You can run a quick speed test here to test your current connection and see if these numbers now add up.
And if you’re still not sure about it, you can read more in our bits and bytes explained guide.
If you started your broadband contract after October 2015, you will probably be protected by the Ofcom voluntary code. While this is a voluntary requirement from Ofcom, many of the biggest suppliers have signed up, which means you should be protected.
When you purchase a broadband deal, your new supplier should provide you with a range of maximum speeds for your line. If they are unable to help you maintain broadband speeds within this range and your download speed drops below your minimum guaranteed, you might be able to break your contract penalty-free.
This right to exit would also apply to bundled products within your contract, such as landline or pay-TV services purchases at the same time as your broadband.

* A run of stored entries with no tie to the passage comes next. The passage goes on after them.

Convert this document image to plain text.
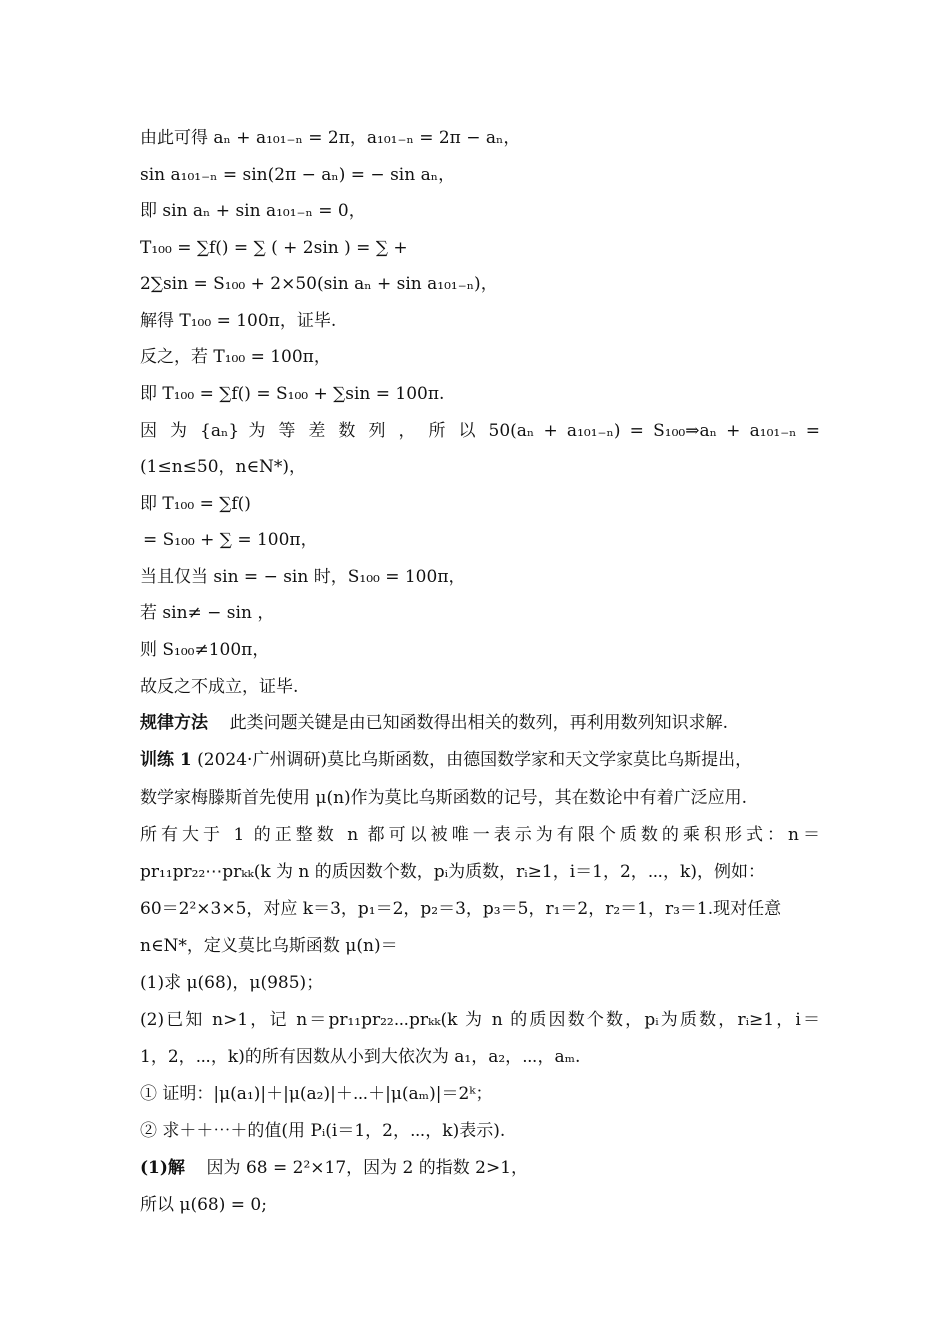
由此可得 aₙ + a₁₀₁₋ₙ = 2π，a₁₀₁₋ₙ = 2π − aₙ，
sin a₁₀₁₋ₙ = sin(2π − aₙ) = − sin aₙ，
即 sin aₙ + sin a₁₀₁₋ₙ = 0，
T₁₀₀ = ∑f() = ∑ ( + 2sin ) = ∑ +
2∑sin = S₁₀₀ + 2×50(sin aₙ + sin a₁₀₁₋ₙ)，
解得 T₁₀₀ = 100π，证毕.
反之，若 T₁₀₀ = 100π，
即 T₁₀₀ = ∑f() = S₁₀₀ + ∑sin = 100π.
因 为 {aₙ} 为 等 差 数 列 ， 所 以 50(aₙ + a₁₀₁₋ₙ) = S₁₀₀⇒aₙ + a₁₀₁₋ₙ =
(1≤n≤50，n∈N*)，
即 T₁₀₀ = ∑f()
= S₁₀₀ + ∑ = 100π，
当且仅当 sin = − sin 时，S₁₀₀ = 100π，
若 sin≠ − sin ，
则 S₁₀₀≠100π，
故反之不成立，证毕.
规律方法 此类问题关键是由已知函数得出相关的数列，再利用数列知识求解.
训练 1 (2024·广州调研)莫比乌斯函数，由德国数学家和天文学家莫比乌斯提出，
数学家梅滕斯首先使用 μ(n)作为莫比乌斯函数的记号，其在数论中有着广泛应用.
所有大于 1 的正整数 n 都可以被唯一表示为有限个质数的乘积形式：n＝
pr₁₁pr₂₂⋯prₖₖ(k 为 n 的质因数个数，pᵢ为质数，rᵢ≥1，i＝1，2，⋯，k)，例如：
60＝2²×3×5，对应 k＝3，p₁＝2，p₂＝3，p₃＝5，r₁＝2，r₂＝1，r₃＝1.现对任意
n∈N*，定义莫比乌斯函数 μ(n)＝
(1)求 μ(68)，μ(985)；
(2)已知 n>1，记 n＝pr₁₁pr₂₂⋯prₖₖ(k 为 n 的质因数个数，pᵢ为质数，rᵢ≥1，i＝
1，2，⋯，k)的所有因数从小到大依次为 a₁，a₂，⋯，aₘ.
① 证明：|μ(a₁)|＋|μ(a₂)|＋⋯＋|μ(aₘ)|＝2ᵏ；
② 求＋＋⋯＋的值(用 Pᵢ(i＝1，2，⋯，k)表示).
(1)解 因为 68 = 2²×17，因为 2 的指数 2>1，
所以 μ(68) = 0;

Be sure to raise these concerns with your provider as soon as they occur. If the service you receive is consistently below what was promised, there will be an official record and you will be free to switch to a better service.
Read our guide on how to claim compensation for more information.
The coronavirus has made all aspects of life difficult, and you might be worried that you can’t switch broadband right now. Fortunately, the vast majority of switches and upgrades don’t require an engineer visit and can take place as normal.
If you’re switching between providers that use the same Openreach network –– this includes BT, Sky, Plusnet, and TalkTalk to name a few –– a switch is still quick and easy without resulting in any loss of service.
If you’re looking to switch to or from Virgin Media you might experience a bit of a delay when looking to book engineer visits. However, don’t let that discourage you as broadband is still deemed a vital service and providers are doing all they can to make sure you can get and stay connected.